Abbas denies Jewish connection to Israel in speech to Palestinian leadership
Published January 15, 2018
JERUSALEM (JTA) — Palestinian President Mahmoud Abbas denied a Jewish connection to Israel in a speech to the Palestinian leadership.
“Israel is a colonial project that has nothing to do with Jews,” Abbas said during a more than two-hour speech in Ramallah, to a meeting of the Palestine Liberation Organization’s Central Council. The two-day meeting was held to formulate a response to U.S. President Donald Trump’s decision to recognize Jerusalem as Israel’s capital.
Abbas alleged that once there was a state of Israel, its leaders could not convince Jews to immigrate to it. He also said that six million Jews preferred to be killed by the Nazis in Europe rather than leave for Israel.
During World War II British mandatory authorities prevented most Jewish immigration to Palestine.
He also alleged that Israel’s first prime minister, David Ben-Gurion, only grudgingly worked to force Jews in Arab countries to come to Israel after he determined that he could not fill the country with European Jews.

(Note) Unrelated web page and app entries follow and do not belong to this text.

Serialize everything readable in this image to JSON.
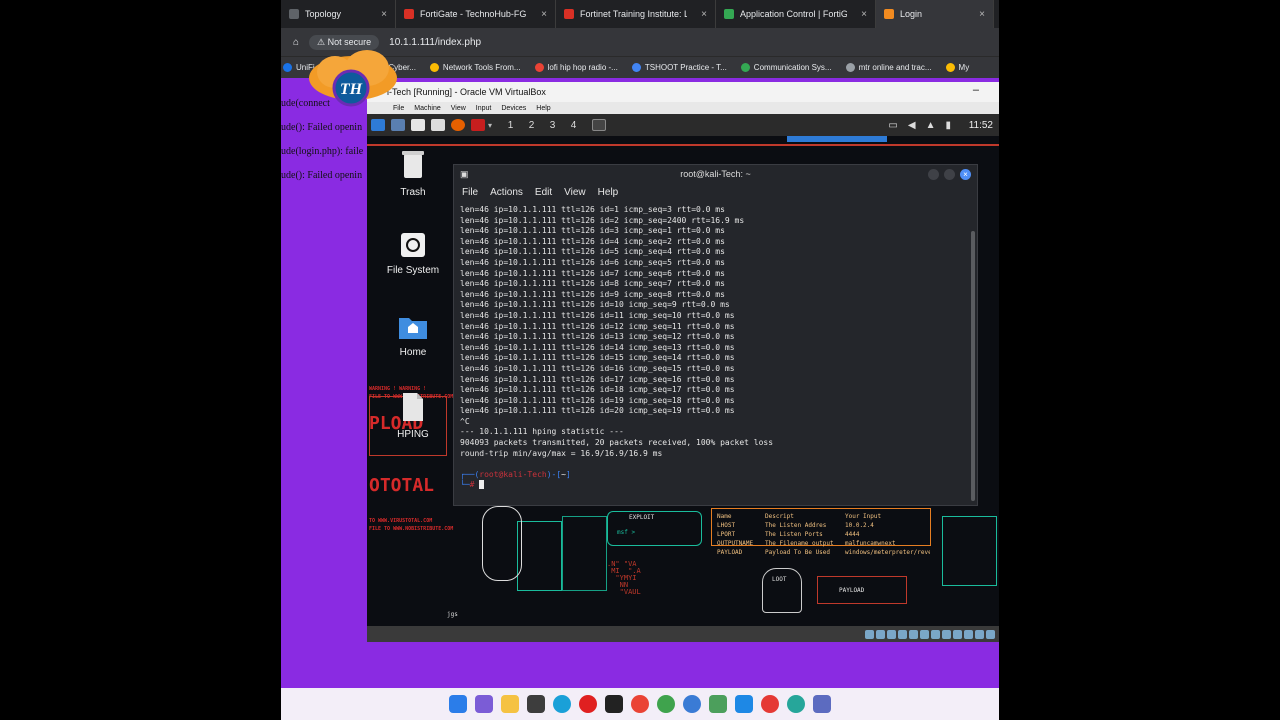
{
  "browser": {
    "tabs": [
      {
        "label": "Topology",
        "color": "#5f6368",
        "active": false
      },
      {
        "label": "FortiGate - TechnoHub-FG",
        "color": "#d93025",
        "active": false
      },
      {
        "label": "Fortinet Training Institute: Log",
        "color": "#d93025",
        "active": false
      },
      {
        "label": "Application Control | FortiGuard",
        "color": "#34a853",
        "active": false
      },
      {
        "label": "Login",
        "color": "#f28b20",
        "active": true
      }
    ],
    "not_secure": "Not secure",
    "url": "10.1.1.111/index.php",
    "bookmarks": [
      {
        "label": "UniFi",
        "color": "#1a73e8"
      },
      {
        "label": "Cisco CCNA Cyber...",
        "color": "#1a73e8"
      },
      {
        "label": "Network Tools From...",
        "color": "#fbbc04"
      },
      {
        "label": "lofi hip hop radio -...",
        "color": "#ea4335"
      },
      {
        "label": "TSHOOT Practice - T...",
        "color": "#4285f4"
      },
      {
        "label": "Communication Sys...",
        "color": "#34a853"
      },
      {
        "label": "mtr online and trac...",
        "color": "#9aa0a6"
      },
      {
        "label": "My",
        "color": "#fbbc04"
      }
    ]
  },
  "logo": {
    "text": "TH"
  },
  "web_errors": [
    "ude(connect",
    "ude(): Failed openin",
    "ude(login.php): faile",
    "ude(): Failed openin"
  ],
  "vbox": {
    "title": "i-Tech [Running] - Oracle VM VirtualBox",
    "menu": [
      "File",
      "Machine",
      "View",
      "Input",
      "Devices",
      "Help"
    ],
    "minimize": "–"
  },
  "kali": {
    "workspaces": [
      "1",
      "2",
      "3",
      "4"
    ],
    "clock": "11:52",
    "desktop_icons": [
      {
        "label": "Trash",
        "icon": "trash-icon"
      },
      {
        "label": "File System",
        "icon": "filesystem-icon"
      },
      {
        "label": "Home",
        "icon": "home-folder-icon"
      },
      {
        "label": "HPING",
        "icon": "document-icon"
      }
    ]
  },
  "terminal": {
    "title": "root@kali-Tech: ~",
    "menu": [
      "File",
      "Actions",
      "Edit",
      "View",
      "Help"
    ],
    "lines": [
      "len=46 ip=10.1.1.111 ttl=126 id=1 icmp_seq=3 rtt=0.0 ms",
      "len=46 ip=10.1.1.111 ttl=126 id=2 icmp_seq=2400 rtt=16.9 ms",
      "len=46 ip=10.1.1.111 ttl=126 id=3 icmp_seq=1 rtt=0.0 ms",
      "len=46 ip=10.1.1.111 ttl=126 id=4 icmp_seq=2 rtt=0.0 ms",
      "len=46 ip=10.1.1.111 ttl=126 id=5 icmp_seq=4 rtt=0.0 ms",
      "len=46 ip=10.1.1.111 ttl=126 id=6 icmp_seq=5 rtt=0.0 ms",
      "len=46 ip=10.1.1.111 ttl=126 id=7 icmp_seq=6 rtt=0.0 ms",
      "len=46 ip=10.1.1.111 ttl=126 id=8 icmp_seq=7 rtt=0.0 ms",
      "len=46 ip=10.1.1.111 ttl=126 id=9 icmp_seq=8 rtt=0.0 ms",
      "len=46 ip=10.1.1.111 ttl=126 id=10 icmp_seq=9 rtt=0.0 ms",
      "len=46 ip=10.1.1.111 ttl=126 id=11 icmp_seq=10 rtt=0.0 ms",
      "len=46 ip=10.1.1.111 ttl=126 id=12 icmp_seq=11 rtt=0.0 ms",
      "len=46 ip=10.1.1.111 ttl=126 id=13 icmp_seq=12 rtt=0.0 ms",
      "len=46 ip=10.1.1.111 ttl=126 id=14 icmp_seq=13 rtt=0.0 ms",
      "len=46 ip=10.1.1.111 ttl=126 id=15 icmp_seq=14 rtt=0.0 ms",
      "len=46 ip=10.1.1.111 ttl=126 id=16 icmp_seq=15 rtt=0.0 ms",
      "len=46 ip=10.1.1.111 ttl=126 id=17 icmp_seq=16 rtt=0.0 ms",
      "len=46 ip=10.1.1.111 ttl=126 id=18 icmp_seq=17 rtt=0.0 ms",
      "len=46 ip=10.1.1.111 ttl=126 id=19 icmp_seq=18 rtt=0.0 ms",
      "len=46 ip=10.1.1.111 ttl=126 id=20 icmp_seq=19 rtt=0.0 ms",
      "^C",
      "--- 10.1.1.111 hping statistic ---",
      "904093 packets transmitted, 20 packets received, 100% packet loss",
      "round-trip min/avg/max = 16.9/16.9/16.9 ms"
    ],
    "prompt_user": "root@kali-Tech",
    "prompt_dir": "~",
    "prompt_symbol": "#"
  },
  "wallpaper": {
    "exploit_label": "EXPLOIT",
    "msf_label": "msf >",
    "loot_label": "LOOT",
    "payload_label": "PAYLOAD",
    "table_header": [
      "Name",
      "Descript",
      "Your Input"
    ],
    "table_rows": [
      [
        "LHOST",
        "The Listen Addres",
        "10.0.2.4"
      ],
      [
        "LPORT",
        "The Listen Ports",
        "4444"
      ],
      [
        "OUTPUTNAME",
        "The Filename output",
        "malfuncamwnext"
      ],
      [
        "PAYLOAD",
        "Payload To Be Used",
        "windows/meterpreter/rever"
      ]
    ],
    "left_text": [
      "WARNING ! WARNING !",
      "FILE TO WWW.NOBISTRIBUTE.COM",
      "PLOAD",
      "OTOTAL",
      "TO WWW.VIRUSTOTAL.COM",
      "FILE TO WWW.NOBISTRIBUTE.COM"
    ],
    "jgs": "jgs"
  }
}
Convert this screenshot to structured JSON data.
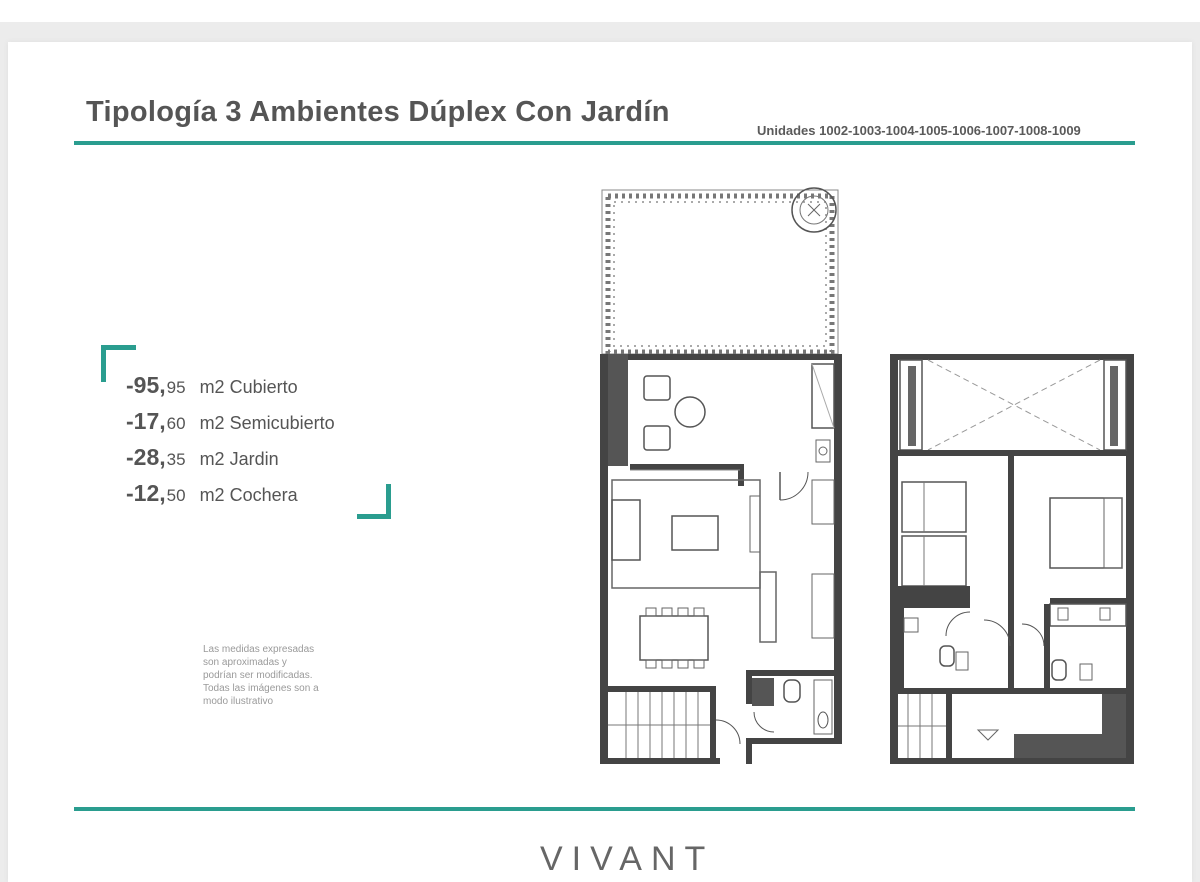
{
  "document": {
    "title": "Tipología 3 Ambientes Dúplex Con Jardín",
    "units": "Unidades 1002-1003-1004-1005-1006-1007-1008-1009",
    "brand": "VIVANT",
    "accent_color": "#2a9d8f"
  },
  "areas": [
    {
      "big": "-95,",
      "small": "95",
      "label": "m2 Cubierto"
    },
    {
      "big": "-17,",
      "small": "60",
      "label": "m2 Semicubierto"
    },
    {
      "big": "-28,",
      "small": "35",
      "label": "m2 Jardin"
    },
    {
      "big": "-12,",
      "small": "50",
      "label": "m2 Cochera"
    }
  ],
  "disclaimer": [
    "Las medidas expresadas",
    "son aproximadas y",
    "podrían ser modificadas.",
    "Todas las imágenes son a",
    "modo ilustrativo"
  ]
}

Abbas slammed Trump and vowed to not participate in any negotiations under the auspices of the United States.
“We are here to stay. We will not leave our villages. This is our land. We will take instructions from no one. We stick by our people, our land. We say to Trump, we will not accept his deal. The deal of the century has become the slap in the face of the century,” Abbas said.

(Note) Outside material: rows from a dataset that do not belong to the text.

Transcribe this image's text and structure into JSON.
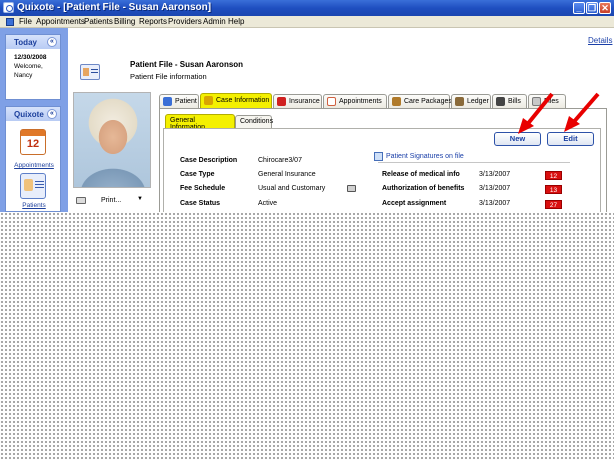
{
  "window": {
    "title": "Quixote - [Patient File - Susan Aaronson]",
    "minimize": "_",
    "restore": "❐",
    "close": "✕"
  },
  "menu": [
    "File",
    "Appointments",
    "Patients",
    "Billing",
    "Reports",
    "Providers",
    "Admin",
    "Help"
  ],
  "details_link": "Details",
  "sidebar": {
    "today": {
      "header": "Today",
      "date": "12/30/2008",
      "welcome": "Welcome,",
      "user": "Nancy",
      "collapse": "«"
    },
    "quixote": {
      "header": "Quixote",
      "collapse": "«",
      "calendar_number": "12",
      "items": [
        {
          "label": "Appointments",
          "icon": "calendar-icon"
        },
        {
          "label": "Patients",
          "icon": "patient-card-icon"
        }
      ]
    }
  },
  "header": {
    "title": "Patient File - Susan Aaronson",
    "subtitle": "Patient File information"
  },
  "print": {
    "label": "Print...",
    "arrow": "▼"
  },
  "tabs": [
    {
      "label": "Patient",
      "icon": "person-icon",
      "color": "#3b6fd6"
    },
    {
      "label": "Case Information",
      "icon": "case-icon",
      "color": "#d9a400"
    },
    {
      "label": "Insurance",
      "icon": "insurance-icon",
      "color": "#d02020"
    },
    {
      "label": "Appointments",
      "icon": "calendar-icon",
      "color": "#d06040"
    },
    {
      "label": "Care Packages",
      "icon": "package-icon",
      "color": "#b07a2a"
    },
    {
      "label": "Ledger",
      "icon": "ledger-icon",
      "color": "#8a6a3a"
    },
    {
      "label": "Bills",
      "icon": "bills-icon",
      "color": "#444444"
    },
    {
      "label": "Files",
      "icon": "files-icon",
      "color": "#7a7a7a"
    }
  ],
  "subtabs": [
    "General Information",
    "Conditions"
  ],
  "buttons": {
    "new": "New",
    "edit": "Edit"
  },
  "case": {
    "description_label": "Case Description",
    "description_value": "Chirocare3/07",
    "type_label": "Case Type",
    "type_value": "General Insurance",
    "fee_label": "Fee Schedule",
    "fee_value": "Usual and Customary",
    "status_label": "Case Status",
    "status_value": "Active"
  },
  "signatures": {
    "link": "Patient Signatures on file",
    "rows": [
      {
        "label": "Release of medical info",
        "date": "3/13/2007",
        "badge": "12"
      },
      {
        "label": "Authorization of benefits",
        "date": "3/13/2007",
        "badge": "13"
      },
      {
        "label": "Accept assignment",
        "date": "3/13/2007",
        "badge": "27"
      }
    ]
  },
  "colors": {
    "accent_yellow": "#f4f000",
    "arrow_red": "#e80000",
    "titlebar_blue": "#2455c4"
  }
}
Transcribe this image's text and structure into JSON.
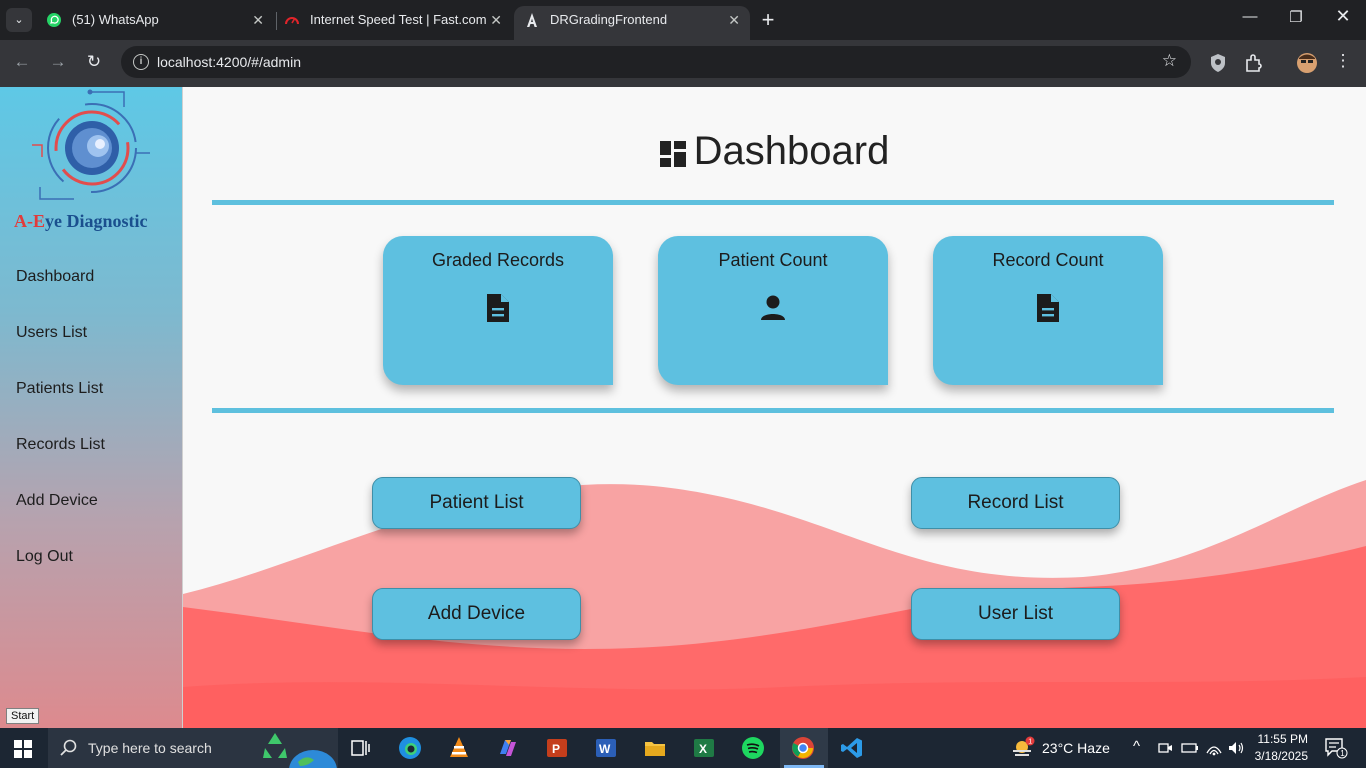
{
  "browser": {
    "tabs": [
      {
        "title": "(51) WhatsApp"
      },
      {
        "title": "Internet Speed Test | Fast.com"
      },
      {
        "title": "DRGradingFrontend"
      }
    ],
    "url": "localhost:4200/#/admin"
  },
  "sidebar": {
    "logo_text_a": "A-",
    "logo_text_e": "E",
    "logo_text_rest": "ye Diagnostic",
    "items": [
      {
        "label": "Dashboard"
      },
      {
        "label": "Users List"
      },
      {
        "label": "Patients List"
      },
      {
        "label": "Records List"
      },
      {
        "label": "Add Device"
      },
      {
        "label": "Log Out"
      }
    ]
  },
  "main": {
    "title": "Dashboard",
    "cards": [
      {
        "title": "Graded Records",
        "icon": "document-icon"
      },
      {
        "title": "Patient Count",
        "icon": "person-icon"
      },
      {
        "title": "Record Count",
        "icon": "document-icon"
      }
    ],
    "buttons": {
      "patient_list": "Patient List",
      "record_list": "Record List",
      "add_device": "Add Device",
      "user_list": "User List"
    }
  },
  "taskbar": {
    "tooltip": "Start",
    "search_placeholder": "Type here to search",
    "weather": "23°C  Haze",
    "time": "11:55 PM",
    "date": "3/18/2025",
    "notification_count": "1"
  },
  "colors": {
    "accent": "#5ec0e0",
    "wave_light": "#f8a3a3",
    "wave_dark": "#ff5a5a"
  }
}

“Today is the day that the Oslo Accords end. Israel killed them,” Abbas said. “We are an authority without any authority, and an occupation without any cost. Trump threatens to cut funding to the authority because negotiations have failed. When the hell did negotiations start?!”
He added that “any future negotiations will take place only within the context of the international community, by an international committee created in the framework of an international conference. Allow me to be clear: We will not accept America leadership of a political process involving negotiations.
Abbas called U.S. Ambassador to Israel David Friedman a “settler.” He vowed to never meet with Friedman.
He also attacked Israel, for example alleging that “Israel has imported frightening amounts of drugs in order to destroy our younger generation.”
Israeli President Reuven Rivlin condemned Abbas remarks in a meeting Monday in Jerusalem with a delegation of AIPAC Board of Directors.
“What we heard yesterday from Mahmoud Abbas, was terrible. He returned back to the ideas he expressed decades ago, when they were no less terrible. To say Israel is the result of a Western conspiracy to settle Jews in land belonging to Arab populations? To say that that the Jewish people has no connection with the land of Israel? He forgot many things, and said exactly the things that led him to be accused years ago of anti-Semitism and Holocaust denial,” Rivlin said.
The president added: “These are precisely the things that block us. In his words he is rejecting our return to our homeland, even though Abu Mazen (Abbas) knows very well that the Koran itself recognizes the land of Israel as our land. Without this basic recognition we will not be able to build trust and move forward.”